Create Indicator Extract Rules for a Playbook Task - Administrator Guide - 6.9 - Cortex XSOAR - Cortex - Security Operations

Cortex XSOAR Administrator Guide

Product
Cortex XSOAR
Version
6.9
Creation date
2022-09-29
Last date published
2024-04-08
End_of_Life
EoL
Category
Administrator Guide
Abstract

Create indicator extraction rules for a playbook task in Cortex XSOAR. Set extraction for a playbook task.

When using indicator extraction rules, indicators are extracted from tasks in playbooks.

The default indicator extraction value depends on the playbook task. For example, the indicator extraction mode is set to none in the Enrich offending user account task (from the Impossible Traveler playbook). In the Extract the email address of the reporting user task (from the Phishing Generic V3 playbook) indicator extract is set to system default.

Note

If you select system default in a task, the default is set to none. You can change the default by updating the reputation.calc.algorithm.tasks server configuration. For more information, see Indicator Extraction Modes.

You can use the following commands in a task:

  • extractIndicators

  • Reputation commands, such as !ip, !domain, etc.

    Note

    Reputation commands, such as !ip and !domain, can only be used after you configure and enable a reputation integration instance, such as Virus Total and Whois.

  • enrichIndicators

For more information, see Run Indicator Extraction in the CLI.

  1. If a content pack installed playbook, click either Duplicate Playbook or Detach Playbook.

  2. Select the playbook you want to extract indicators, and click Edit.

  3. In the playbook, click a task to extract indicators.

  4. Click the Advanced tab.

  5. In the indicator extraction dropdown menu, select the mode you want to use.

  6. Click OK.

Extract Indicators from a Phishing Email

The following scenario shows how indicator extraction is used in the Process Email - Generic playbook to extract and enrich a very specific group of indicators.

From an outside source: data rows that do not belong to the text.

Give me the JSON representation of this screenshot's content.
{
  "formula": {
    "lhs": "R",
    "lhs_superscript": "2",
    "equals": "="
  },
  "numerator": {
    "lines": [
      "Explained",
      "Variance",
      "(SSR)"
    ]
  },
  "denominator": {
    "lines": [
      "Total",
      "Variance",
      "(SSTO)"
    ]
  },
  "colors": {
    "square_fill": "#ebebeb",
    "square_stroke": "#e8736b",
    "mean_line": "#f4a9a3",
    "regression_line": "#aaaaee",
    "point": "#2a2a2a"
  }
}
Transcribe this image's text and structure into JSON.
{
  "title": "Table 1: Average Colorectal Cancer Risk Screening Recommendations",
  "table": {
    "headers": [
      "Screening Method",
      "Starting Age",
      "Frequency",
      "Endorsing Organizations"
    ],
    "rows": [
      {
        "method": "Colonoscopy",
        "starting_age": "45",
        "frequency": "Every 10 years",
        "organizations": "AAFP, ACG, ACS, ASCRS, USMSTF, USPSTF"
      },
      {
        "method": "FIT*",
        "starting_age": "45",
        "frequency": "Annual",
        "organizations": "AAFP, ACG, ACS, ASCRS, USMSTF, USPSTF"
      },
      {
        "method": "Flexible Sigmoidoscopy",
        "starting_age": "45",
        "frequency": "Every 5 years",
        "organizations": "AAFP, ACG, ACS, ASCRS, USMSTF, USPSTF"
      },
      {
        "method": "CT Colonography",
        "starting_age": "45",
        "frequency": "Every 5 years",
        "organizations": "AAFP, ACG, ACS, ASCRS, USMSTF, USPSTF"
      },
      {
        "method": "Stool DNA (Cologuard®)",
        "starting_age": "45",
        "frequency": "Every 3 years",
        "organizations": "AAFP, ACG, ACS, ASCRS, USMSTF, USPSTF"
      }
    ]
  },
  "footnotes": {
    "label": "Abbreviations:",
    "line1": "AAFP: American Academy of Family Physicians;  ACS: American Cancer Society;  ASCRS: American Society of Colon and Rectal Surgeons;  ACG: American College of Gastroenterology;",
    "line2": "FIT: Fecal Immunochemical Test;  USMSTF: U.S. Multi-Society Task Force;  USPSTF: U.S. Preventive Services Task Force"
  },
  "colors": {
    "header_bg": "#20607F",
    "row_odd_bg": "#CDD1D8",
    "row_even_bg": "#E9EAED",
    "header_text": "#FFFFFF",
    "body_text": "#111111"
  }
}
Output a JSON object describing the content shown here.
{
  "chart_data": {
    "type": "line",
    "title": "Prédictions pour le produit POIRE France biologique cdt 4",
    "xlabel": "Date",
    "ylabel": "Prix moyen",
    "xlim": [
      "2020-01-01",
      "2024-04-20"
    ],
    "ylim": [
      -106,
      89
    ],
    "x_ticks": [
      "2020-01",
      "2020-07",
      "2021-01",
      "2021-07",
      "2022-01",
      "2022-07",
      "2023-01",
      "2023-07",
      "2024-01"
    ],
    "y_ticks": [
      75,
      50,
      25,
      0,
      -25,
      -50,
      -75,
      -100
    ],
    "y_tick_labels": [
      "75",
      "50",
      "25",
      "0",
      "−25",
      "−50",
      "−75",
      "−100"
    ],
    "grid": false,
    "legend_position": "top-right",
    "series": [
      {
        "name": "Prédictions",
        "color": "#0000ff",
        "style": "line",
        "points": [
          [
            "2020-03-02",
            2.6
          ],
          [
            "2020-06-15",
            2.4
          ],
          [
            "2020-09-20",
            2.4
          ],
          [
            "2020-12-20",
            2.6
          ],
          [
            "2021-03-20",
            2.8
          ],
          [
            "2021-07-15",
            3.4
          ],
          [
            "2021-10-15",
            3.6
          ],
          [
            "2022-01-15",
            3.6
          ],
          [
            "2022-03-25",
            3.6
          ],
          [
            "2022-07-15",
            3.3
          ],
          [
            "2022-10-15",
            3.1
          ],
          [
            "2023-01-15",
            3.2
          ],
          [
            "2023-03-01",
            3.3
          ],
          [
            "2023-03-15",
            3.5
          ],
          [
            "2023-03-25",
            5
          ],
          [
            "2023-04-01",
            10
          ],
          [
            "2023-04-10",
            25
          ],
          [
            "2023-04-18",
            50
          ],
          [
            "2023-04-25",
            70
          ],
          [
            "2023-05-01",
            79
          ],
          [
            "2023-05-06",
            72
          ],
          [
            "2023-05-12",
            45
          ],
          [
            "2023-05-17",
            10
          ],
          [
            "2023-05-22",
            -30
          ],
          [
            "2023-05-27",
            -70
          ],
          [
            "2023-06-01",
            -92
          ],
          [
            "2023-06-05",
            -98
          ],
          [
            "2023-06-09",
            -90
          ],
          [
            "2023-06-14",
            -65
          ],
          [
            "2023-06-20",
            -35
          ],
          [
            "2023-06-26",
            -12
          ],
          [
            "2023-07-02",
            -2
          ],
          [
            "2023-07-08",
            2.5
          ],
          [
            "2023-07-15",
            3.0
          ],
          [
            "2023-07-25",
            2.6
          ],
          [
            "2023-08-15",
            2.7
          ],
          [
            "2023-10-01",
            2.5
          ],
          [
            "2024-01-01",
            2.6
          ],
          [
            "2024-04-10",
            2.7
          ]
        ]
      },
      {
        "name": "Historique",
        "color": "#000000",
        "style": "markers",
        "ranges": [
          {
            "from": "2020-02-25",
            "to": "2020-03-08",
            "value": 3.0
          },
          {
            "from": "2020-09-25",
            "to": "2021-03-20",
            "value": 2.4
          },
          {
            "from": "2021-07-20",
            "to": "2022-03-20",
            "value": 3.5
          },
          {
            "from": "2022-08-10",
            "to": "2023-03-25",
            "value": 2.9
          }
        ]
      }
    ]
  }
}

This playbook parses the headers in the original email used in a phishing attack. It is important to parse the original email used in the phishing attack and not the email that was forwarded to ensure that you only extract the email headers from the malicious email and not the one your organization uses to report phishing attacks.

  1. Go to the Playbooks page and search for the Process Email - Generic v2 playbook.

  2. Click either Duplicate Playbook or Detach Playbook.

  3. If you have already duplicated or detached the playbook, click Edit.

  4. Scroll down and open the Add original email details to context task.

  5. In the Automation field, click Set and select ParseEmailFilesV2.

    In the Outputs tab you can see all of the different data that the task extracts, such as Email To, CC, From, etc.

  6. Go to the Advanced tab.

    Under Indicator Extraction mode, ensure that the Inline option is selected. This indicates that all of the outputs are processed before the playbook moves ahead to the next task.

  7. Open the Display email information in layout task. This task receives the data from the saved attachment tasks and sets the various data points to context.

    Under the Advanced tab, ensure that Indicator Extraction mode is set to None, as the indicators have already been extracted earlier in the Extract email artifacts and attachments task and there is no need to do it again.